III. Tender Is No Longer Relevant; Shetty Is Entitled to Amend His Complaint
The trial court's other basis for sustaining the demurrer was that Shetty had failed to allege a wrongful foreclosure cause of action because he had not alleged that he had tendered the amount due under the defaulted mortgage. One of the elements of a wrongful foreclosure cause of action is '"the trustor or mortgagor tendered the amount of the secured indebtedness or was excused from tendering." (Sciarratta v. U.S. Bank National Assn. (2016) 247 Cal.App.4th 552, 561-562.)
However, because Shetty has since paid off the entirety of the original mortgage, he acknowledges he does not have a cause of action for wrongful foreclosure, but instead claims he can amend his complaint to allege a violation of section 2924c. He claims damages in the form of the additional costs associated with the replacement mortgage he was forced to take out in order to retire the existing loan. At first blush, this would seem to be a viable legal theory, though the parties have not provided briefing, and it would be premature of us to make any definitive holding on the subject at this stage.

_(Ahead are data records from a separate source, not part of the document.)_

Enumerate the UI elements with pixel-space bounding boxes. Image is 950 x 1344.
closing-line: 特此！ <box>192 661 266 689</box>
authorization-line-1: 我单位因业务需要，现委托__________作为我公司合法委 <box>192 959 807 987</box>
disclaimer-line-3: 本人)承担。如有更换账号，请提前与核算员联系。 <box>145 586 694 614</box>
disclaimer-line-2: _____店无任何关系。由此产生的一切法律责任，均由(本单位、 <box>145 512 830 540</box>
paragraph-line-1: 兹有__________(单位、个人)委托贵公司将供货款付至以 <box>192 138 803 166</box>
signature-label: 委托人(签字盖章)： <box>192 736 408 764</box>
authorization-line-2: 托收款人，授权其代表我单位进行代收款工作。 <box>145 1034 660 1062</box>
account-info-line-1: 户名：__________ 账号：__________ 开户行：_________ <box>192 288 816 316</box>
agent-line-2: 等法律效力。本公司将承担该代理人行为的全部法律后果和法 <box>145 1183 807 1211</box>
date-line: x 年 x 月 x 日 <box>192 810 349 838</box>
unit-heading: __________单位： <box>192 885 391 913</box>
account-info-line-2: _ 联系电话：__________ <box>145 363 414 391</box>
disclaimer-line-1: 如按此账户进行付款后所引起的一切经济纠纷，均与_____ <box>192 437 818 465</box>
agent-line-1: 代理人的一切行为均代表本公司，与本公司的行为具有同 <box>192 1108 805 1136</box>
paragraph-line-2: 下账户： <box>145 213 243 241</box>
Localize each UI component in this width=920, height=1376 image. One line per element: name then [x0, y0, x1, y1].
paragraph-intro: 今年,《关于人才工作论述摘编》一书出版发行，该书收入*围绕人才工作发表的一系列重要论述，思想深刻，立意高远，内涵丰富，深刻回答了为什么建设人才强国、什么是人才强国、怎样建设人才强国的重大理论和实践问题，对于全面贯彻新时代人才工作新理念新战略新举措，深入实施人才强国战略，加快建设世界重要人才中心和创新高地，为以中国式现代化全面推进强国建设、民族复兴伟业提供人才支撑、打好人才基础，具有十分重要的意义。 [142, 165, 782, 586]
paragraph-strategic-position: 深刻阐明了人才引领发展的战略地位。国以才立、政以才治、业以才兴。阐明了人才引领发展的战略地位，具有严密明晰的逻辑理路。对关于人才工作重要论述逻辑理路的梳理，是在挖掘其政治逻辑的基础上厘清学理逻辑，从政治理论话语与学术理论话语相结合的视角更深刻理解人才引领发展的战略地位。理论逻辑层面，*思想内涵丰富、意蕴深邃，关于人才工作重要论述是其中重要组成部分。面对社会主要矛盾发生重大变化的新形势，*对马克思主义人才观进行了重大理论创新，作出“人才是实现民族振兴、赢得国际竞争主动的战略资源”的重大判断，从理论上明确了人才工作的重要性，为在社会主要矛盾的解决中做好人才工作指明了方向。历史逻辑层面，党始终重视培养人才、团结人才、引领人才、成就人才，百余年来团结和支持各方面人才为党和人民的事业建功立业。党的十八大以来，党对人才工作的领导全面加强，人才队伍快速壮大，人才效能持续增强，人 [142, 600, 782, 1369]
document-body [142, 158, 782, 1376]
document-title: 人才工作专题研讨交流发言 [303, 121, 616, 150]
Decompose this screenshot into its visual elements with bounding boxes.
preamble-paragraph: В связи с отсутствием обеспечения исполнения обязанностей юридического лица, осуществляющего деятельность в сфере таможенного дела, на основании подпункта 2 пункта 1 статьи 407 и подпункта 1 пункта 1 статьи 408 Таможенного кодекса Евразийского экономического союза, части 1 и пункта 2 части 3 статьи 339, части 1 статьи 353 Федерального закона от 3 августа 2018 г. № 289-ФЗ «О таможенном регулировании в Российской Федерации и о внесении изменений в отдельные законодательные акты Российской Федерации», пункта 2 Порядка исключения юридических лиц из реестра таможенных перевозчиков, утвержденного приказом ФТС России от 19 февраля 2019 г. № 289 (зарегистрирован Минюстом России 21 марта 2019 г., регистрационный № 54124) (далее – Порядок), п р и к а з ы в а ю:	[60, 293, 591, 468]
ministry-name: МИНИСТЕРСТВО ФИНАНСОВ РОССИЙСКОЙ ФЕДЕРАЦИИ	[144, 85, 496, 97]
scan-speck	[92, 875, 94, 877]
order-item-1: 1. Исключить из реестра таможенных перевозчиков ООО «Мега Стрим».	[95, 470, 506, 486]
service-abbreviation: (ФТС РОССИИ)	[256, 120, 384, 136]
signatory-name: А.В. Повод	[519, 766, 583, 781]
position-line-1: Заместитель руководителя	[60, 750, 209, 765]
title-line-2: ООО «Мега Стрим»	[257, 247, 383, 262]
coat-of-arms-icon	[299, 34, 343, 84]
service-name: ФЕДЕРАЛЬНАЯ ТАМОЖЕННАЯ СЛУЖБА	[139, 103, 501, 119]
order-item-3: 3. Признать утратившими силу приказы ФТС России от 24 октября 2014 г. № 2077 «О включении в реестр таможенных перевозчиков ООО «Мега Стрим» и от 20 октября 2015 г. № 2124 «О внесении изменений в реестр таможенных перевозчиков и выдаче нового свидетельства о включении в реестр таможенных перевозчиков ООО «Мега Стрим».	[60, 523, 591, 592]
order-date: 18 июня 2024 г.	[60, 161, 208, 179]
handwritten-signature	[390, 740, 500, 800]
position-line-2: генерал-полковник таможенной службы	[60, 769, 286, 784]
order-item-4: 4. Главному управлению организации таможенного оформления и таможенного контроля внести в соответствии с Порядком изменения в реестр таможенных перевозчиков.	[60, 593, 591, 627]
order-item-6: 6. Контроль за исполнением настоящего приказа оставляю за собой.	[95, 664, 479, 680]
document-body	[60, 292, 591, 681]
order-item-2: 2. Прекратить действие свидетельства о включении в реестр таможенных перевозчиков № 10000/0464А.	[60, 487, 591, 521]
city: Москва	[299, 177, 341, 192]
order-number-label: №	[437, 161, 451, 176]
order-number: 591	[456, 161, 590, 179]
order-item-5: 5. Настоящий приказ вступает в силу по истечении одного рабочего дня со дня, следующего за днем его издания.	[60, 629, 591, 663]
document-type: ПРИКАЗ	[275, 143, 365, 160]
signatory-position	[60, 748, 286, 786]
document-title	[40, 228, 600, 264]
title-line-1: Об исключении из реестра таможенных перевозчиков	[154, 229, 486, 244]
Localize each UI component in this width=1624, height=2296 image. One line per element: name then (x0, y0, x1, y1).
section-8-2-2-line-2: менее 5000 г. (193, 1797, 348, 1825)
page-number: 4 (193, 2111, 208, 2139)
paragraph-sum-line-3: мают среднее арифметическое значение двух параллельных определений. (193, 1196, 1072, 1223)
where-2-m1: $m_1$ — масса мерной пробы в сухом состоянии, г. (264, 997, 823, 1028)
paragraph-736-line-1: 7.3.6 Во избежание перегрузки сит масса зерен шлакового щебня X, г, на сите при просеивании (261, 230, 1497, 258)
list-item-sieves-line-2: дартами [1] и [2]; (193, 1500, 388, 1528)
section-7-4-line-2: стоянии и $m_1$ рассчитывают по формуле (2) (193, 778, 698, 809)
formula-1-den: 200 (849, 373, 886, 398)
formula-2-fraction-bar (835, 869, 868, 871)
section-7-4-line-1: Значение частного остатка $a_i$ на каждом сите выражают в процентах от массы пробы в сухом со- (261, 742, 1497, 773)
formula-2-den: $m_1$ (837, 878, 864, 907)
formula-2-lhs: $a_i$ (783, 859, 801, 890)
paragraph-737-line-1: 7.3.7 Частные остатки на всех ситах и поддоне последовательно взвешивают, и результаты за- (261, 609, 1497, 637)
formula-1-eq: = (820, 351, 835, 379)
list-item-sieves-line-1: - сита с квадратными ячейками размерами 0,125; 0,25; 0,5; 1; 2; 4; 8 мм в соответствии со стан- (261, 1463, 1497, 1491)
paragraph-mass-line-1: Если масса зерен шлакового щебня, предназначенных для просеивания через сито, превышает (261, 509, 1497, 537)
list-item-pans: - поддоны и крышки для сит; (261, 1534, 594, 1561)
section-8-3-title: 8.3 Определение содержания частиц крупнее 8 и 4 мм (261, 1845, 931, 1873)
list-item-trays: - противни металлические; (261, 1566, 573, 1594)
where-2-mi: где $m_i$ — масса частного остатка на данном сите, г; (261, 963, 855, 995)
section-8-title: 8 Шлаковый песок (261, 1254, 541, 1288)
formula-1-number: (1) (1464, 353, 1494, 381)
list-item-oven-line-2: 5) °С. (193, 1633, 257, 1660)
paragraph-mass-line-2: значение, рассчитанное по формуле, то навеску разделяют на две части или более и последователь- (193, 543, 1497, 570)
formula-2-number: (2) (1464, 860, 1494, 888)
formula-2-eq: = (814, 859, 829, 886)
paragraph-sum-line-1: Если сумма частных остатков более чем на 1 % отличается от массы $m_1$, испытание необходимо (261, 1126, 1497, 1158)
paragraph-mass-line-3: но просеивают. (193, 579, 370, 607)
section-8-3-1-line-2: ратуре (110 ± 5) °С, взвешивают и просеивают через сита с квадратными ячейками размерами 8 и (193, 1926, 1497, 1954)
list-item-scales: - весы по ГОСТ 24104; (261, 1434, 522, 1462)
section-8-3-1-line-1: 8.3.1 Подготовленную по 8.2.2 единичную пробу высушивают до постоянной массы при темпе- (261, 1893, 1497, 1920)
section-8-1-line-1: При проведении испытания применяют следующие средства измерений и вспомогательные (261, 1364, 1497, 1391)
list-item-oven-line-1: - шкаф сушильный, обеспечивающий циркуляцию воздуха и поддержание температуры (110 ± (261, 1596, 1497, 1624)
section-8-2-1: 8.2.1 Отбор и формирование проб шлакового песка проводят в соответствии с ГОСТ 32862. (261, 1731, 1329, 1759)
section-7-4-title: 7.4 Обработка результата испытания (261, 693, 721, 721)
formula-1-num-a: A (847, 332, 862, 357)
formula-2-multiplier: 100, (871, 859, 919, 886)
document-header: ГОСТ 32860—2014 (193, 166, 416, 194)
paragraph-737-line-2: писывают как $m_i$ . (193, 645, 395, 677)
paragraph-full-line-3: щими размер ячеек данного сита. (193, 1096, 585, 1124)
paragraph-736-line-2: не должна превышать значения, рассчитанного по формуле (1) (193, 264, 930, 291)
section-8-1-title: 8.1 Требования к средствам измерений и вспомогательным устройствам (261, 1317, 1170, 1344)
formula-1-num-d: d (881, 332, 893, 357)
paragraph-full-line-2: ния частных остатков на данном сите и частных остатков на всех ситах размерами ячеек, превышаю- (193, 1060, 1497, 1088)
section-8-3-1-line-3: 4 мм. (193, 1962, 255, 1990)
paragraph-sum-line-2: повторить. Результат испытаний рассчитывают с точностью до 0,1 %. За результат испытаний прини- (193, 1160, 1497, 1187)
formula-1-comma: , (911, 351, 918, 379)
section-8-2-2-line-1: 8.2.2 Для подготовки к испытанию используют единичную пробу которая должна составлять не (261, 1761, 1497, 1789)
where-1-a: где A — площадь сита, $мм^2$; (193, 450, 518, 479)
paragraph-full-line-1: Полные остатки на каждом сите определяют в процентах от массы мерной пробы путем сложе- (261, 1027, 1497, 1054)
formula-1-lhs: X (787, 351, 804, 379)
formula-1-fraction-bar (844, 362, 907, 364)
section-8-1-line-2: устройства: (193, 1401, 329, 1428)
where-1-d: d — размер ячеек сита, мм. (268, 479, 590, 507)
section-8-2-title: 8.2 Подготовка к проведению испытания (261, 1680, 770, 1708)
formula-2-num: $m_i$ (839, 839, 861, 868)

For now, we hold only that Shetty should be permitted an opportunity to amend his complaint to attempt to state a claim under section 2924c.
Finally, MERS contends the complaint has not described any wrongdoing on its part. Shetty agrees that MERS should be dropped from the complaint. Accordingly, we will affirm the judgment as to MERS.
The judgment of dismissal is reversed as to defendants HSBC Bank USA, N.A. and PHH Mortgage Corporation. On remand, the trial court is instructed to enter an order sustaining the demurrer with leave to amend. The judgment of dismissal is affirmed as to defendant MERS. Shetty shall recover his costs incurred on appeal.
WE CONCUR: BEDSWORTH, J., SANCHEZ, J.